Je ne suis pas géographe et je ne m’essaierai pas à produire ici une liste. Je connais cette France dans le Sud-est, au centre, le grand Est et le Nord, peut-être un peu moins dans l’Ouest ? Petites villes, villes moyennes, territoires ruraux, périurbains et que sais-je. Des endroits où l’on grandit peut-être différemment d’une jeunesse de grande ville en croissance, bercée de rêves d’Europe et réellement libre d’aller où bon lui semble. Ce sont pourtant des territoires qu’il faut comprendre et que l’on apprend très vite à aimer. Riches de notre Histoire et de nos paysages, comme l’a illustré Raymond Depardon (1, 2). Ils sont tout aussi constitutifs de la France et de son avenir que nos grandes villes, heureuses partisanes de la mondialisation. Heureuses aux frais, faut-il le rappeler, de leurs territoires périphériques.

Ce qu’il faut enfin garder à l’esprit, c’est que ces territoires constituent dans leur ensemble près du tiers du corps électoral de l’élection présidentielle et les élections législatives de 2017.

Retourne-t’-y battre !

Je n’ai pas de recette. En tous cas, pas toutes celles qu’il faudrait, loin s’en faut. J’en applique modestement certaines dans ma vie professionnelle, celle qui m’amène à parcourir ces territoires et je suis convaincu que ce ne sont pas là des causes perdues. Il y a une jeunesse, des potentiels économiques locaux, un environnement remarquable et reconnu, des savoirs-faire, le terreau pour une nouvelle industrie qui ne soit pas que celle des usines et pour une attractivité nouvelle.

Certes il y a beaucoup à faire, ce sont des terres de missions. La Gauche doit les réinvestir sinon la victoire lui échappera et l’extrême-droite continuera de progresser, ce que nous ne voulons pas (il est bon de le dire et de le répéter). Ces terres ne peuvent plus être considérées de second ou troisième rang politique. Il est peut-être plus aisé de se faire élire à l’un des fauteuils d’une grande ville acquise aux idées, disons, métropolitaines, mais la Gauche ne peut plus progresser ainsi.

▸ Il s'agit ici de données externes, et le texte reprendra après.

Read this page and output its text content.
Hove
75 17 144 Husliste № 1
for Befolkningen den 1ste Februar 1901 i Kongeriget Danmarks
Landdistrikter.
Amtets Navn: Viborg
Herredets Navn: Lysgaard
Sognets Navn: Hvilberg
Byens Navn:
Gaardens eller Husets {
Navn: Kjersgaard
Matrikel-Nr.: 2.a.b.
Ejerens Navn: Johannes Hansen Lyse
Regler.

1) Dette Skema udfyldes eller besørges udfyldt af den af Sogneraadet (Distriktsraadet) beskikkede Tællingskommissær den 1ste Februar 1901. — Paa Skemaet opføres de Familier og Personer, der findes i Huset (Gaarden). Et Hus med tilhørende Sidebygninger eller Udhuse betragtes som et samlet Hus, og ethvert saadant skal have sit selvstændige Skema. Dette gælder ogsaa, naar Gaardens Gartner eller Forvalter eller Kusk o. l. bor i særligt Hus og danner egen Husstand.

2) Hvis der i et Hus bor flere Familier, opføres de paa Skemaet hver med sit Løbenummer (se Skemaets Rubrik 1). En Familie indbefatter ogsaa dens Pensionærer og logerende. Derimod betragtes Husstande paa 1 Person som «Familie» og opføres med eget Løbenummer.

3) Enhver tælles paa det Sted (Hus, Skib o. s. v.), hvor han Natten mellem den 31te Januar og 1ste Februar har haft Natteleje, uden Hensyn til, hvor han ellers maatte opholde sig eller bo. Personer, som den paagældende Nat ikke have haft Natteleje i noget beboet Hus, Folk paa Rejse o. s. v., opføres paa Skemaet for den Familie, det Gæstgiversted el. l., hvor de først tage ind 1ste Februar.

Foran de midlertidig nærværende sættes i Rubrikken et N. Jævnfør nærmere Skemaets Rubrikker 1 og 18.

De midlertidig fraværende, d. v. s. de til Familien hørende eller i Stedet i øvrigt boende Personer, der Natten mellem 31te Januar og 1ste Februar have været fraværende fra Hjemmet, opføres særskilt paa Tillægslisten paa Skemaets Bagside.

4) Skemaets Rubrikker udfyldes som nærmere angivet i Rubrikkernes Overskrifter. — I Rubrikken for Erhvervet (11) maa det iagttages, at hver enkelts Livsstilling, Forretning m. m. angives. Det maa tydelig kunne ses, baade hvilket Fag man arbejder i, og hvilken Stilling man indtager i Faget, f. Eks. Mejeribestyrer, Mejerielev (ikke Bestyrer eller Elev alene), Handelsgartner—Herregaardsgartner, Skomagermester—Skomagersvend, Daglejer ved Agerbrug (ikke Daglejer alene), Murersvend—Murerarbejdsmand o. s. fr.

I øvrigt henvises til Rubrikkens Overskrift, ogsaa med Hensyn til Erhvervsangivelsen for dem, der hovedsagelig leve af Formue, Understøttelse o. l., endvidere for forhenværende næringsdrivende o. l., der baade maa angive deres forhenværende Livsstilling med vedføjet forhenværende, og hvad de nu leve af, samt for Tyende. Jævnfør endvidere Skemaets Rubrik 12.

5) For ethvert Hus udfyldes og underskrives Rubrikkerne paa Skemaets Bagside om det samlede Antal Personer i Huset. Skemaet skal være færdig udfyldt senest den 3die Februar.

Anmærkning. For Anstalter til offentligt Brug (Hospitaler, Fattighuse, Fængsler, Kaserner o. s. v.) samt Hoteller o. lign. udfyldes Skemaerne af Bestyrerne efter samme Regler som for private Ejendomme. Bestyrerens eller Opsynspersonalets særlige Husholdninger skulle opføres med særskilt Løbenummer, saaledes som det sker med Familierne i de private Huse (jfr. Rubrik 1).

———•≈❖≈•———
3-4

Les partis de Gauche doivent travailler à faire émerger une classe politique locale de qualité, pugnace et renouvelée, indispensable à la conduite de projets, mais aussi d’une base militante présente sur le terrain. Les moyens et l’attention ne doivent plus être uniquement concentrés sur les grandes villes, les leaders de gauche doivent à nouveau parcourir ces fronts. Tout comme leurs aïeuls l’ont fait en des temps plus industrieux et propice à des mouvements collectifs, tel Jean Jaurès à Carmaux. Jean-Luc Mélenchon s’y est par exemple courageusement mais durement frotté en 2012, à l’occasion des législatives à Hénin-Beaumont, la ville-symbole frontiste. Dernièrement, Emmanuel Macron, ch’picard, y est venu déclamer devant une friterie devenue tribune d’un soir. Après tout la frite ça n’est pas que la fête, mais aussi la politique.

C’est un combat de chiffonnier, la Gauche ne joue pas ou plus sur du velours. « Je n’ai rien d’autre à promettre que du sang et des larmes », citons ce bon vieux Winston Churchill. Le combat sera dur, le combat sera long. Et il y aura là-bas dans la France périphérique plusieurs défaites pour la Gauche, à l’élection présidentielle puis aux élections législatives de 2017. Avant les victoires, avant la reconquête.

HuchuFuchu, Voyageur des périphériques pour « C’est Quoi la Gauche ».